1993, ormai è estate piena. Fa davvero caldo, specialmente se hai i capelli lunghi, ma i nostri cinque ragazzi non sembrano farci caso, stanno incidendo il loro disco. Loro sono i Timoria e il disco non è il primo. Ma questo è diverso, questo è un'altra cosa. Questo è il concept, l'Opera con la O maiuscola, ne sono tutti convinti, ci hanno lavorato tanto e ne sono entusiasti. Sanno che, se non riusciranno a sfondare ora, difficilmente le cose potranno migliorare in futuro. La carica è al massimo, il momento giusto è questo e bisogna sfruttarlo.

21 tracce, 73 minuti descrivono questo viaggio che non è solo quello di Joe, il protagonista di questo album che pare un film, ma il viaggio intimo di una generazione che come al solito non si riconosce nella società. Ma, a differenza di "20 anni fa" in cui "era tutto diverso", ora non si può fermare il mondo, non c'è più il vento di una volta. Il '68 è passato da un pezzo, ora non ci si arrabbia quasi più neanche se (da un annetto) si stanno rovistando gli armadi della politica italiana per trovarvi scheletri vergognosamente corrotti. Non si può far altro che fuggire e la via più semplice è spesso la droga. È proprio da lì che partono i nostri, dal "Sangue impazzito" di chi "non sa se fuggire o rincorrere qualcosa", si abbandona e si chiede come ha fatto ad arrivare a quel punto così miserabile. Il viaggio della droga non ha portato lontano, l'ha fatto soltanto correre per restare fermo (per citare gli U2). La strada deve essere un'altra. E dal centro di disintossicazione, dove ti insegnano "a non guarire mai", si parte, si fugge dalla "Lombardia" "Verso oriente", un oriente fantastico, onirico, che più che essere un luogo geografico è qualcosa di altro, di lontano.
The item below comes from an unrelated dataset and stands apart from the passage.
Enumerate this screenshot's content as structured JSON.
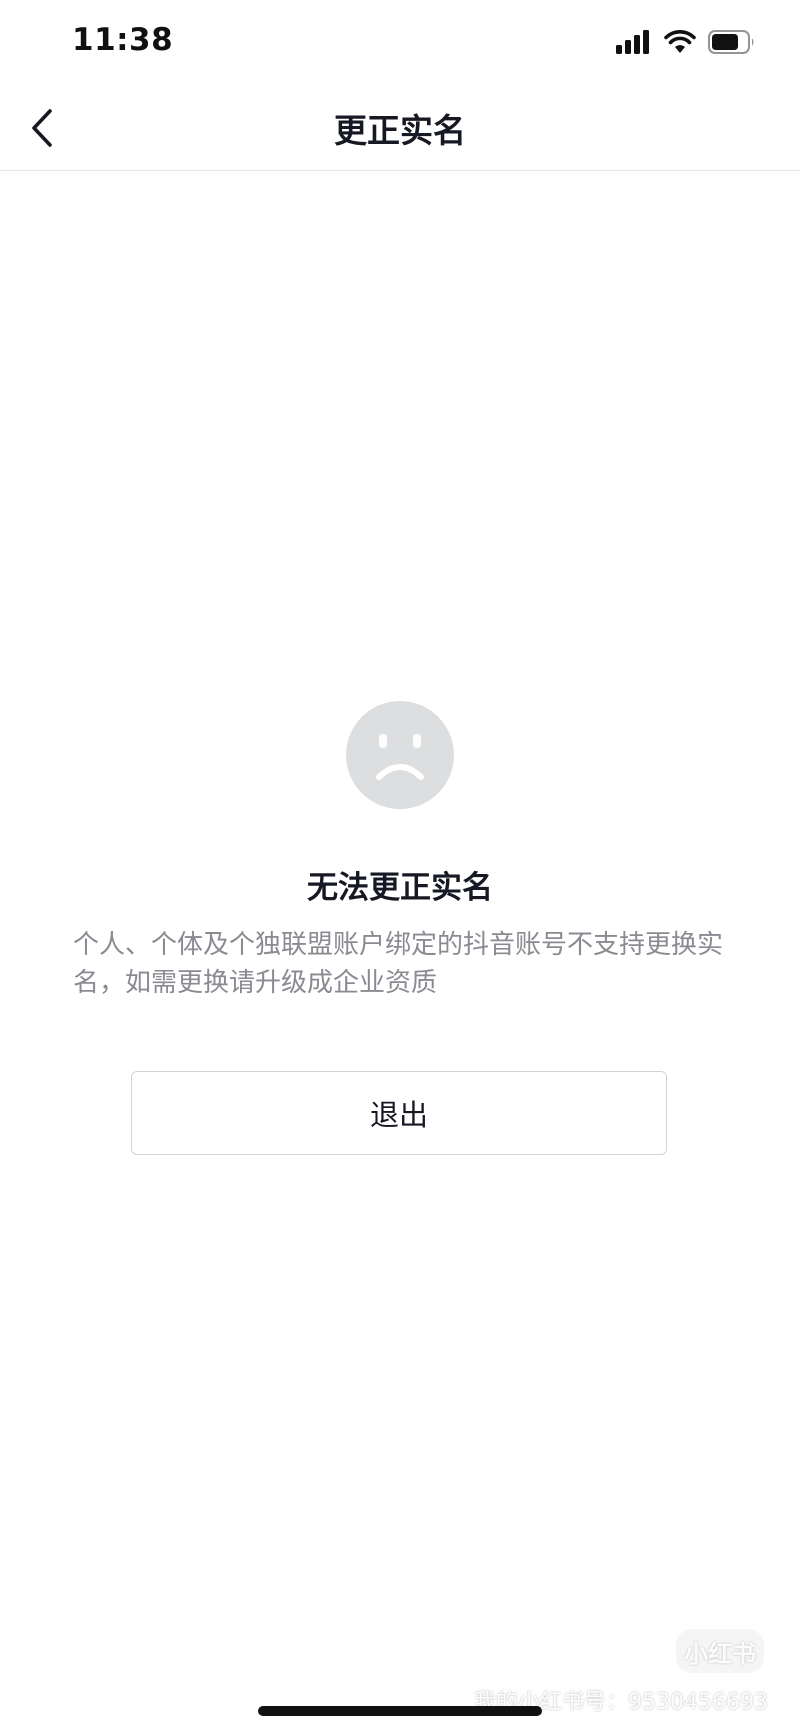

Qui Joe si immerge in una spiritualità che lo porta all'utopica "Città del sole" e a quella della guerra, nella continua contrapposizione di valori, il bene e il male convivono in lui "Come serpenti in amore". Anche in questo immaginario oriente non mancano la nostalgia, le tentazioni, i dubbi e la ricerca della libertà, qualsiasi cosa essa sia. La perfezione. Joe a un certo punto ci arriverà, grazie ad Eva, la cui bellezza salverà il mondo. Così "la sete di Joe viene spenta" e "Il guerriero" potrà tornare, perché adesso ha imparato anche "ad amare il suo dolore" e a "dare un senso a giorni inutili".

È un viaggio anche dal punto di vista musicale, poiché il disco spazia da un hard rock energico e pestato ad atmosfere sognanti e sospese, che ben dipingono il bisogno di alterità rispetto alla standardizzazione sociale. Si passa attraverso ballate malinconiche, a pezzi che appagano soprattutto l'orecchio degli amanti delle basse frequenze. E i nostri cinque ne sono straordinariamente all'altezza. Eccellenti collaborazioni, tra cui Mauro Pagani, Eugenio Finardi, Candelo Cabezas, accompagnano un Omar Pedrini particolarmente ispirato, Enrico Ghedi alle tastiere, Illorca al basso, Diego Galeri alla batteria e Francesco Renga (che è a mio parere la miglior voce maschile della scena italiana). I Timoria si sente che ci credono davvero in questo album, che tra l'altro non dimostra i 17 anni che sta per compiere. Credo che il motivo di ciò stia nella sua genuinità, nonostante sia allo stesso tempo molto curato nei testi, nelle musiche fino ad arrivare ai dettagli del booklet. "Viaggio senza vento" è intriso di letteratura, filosofia e spiritualità. Deve molto soprattutto al vecchio Herman H., ma anche a tanti altri, tra cui Tommaso Campanella, Fedor Dostoevskij, Dino Campana.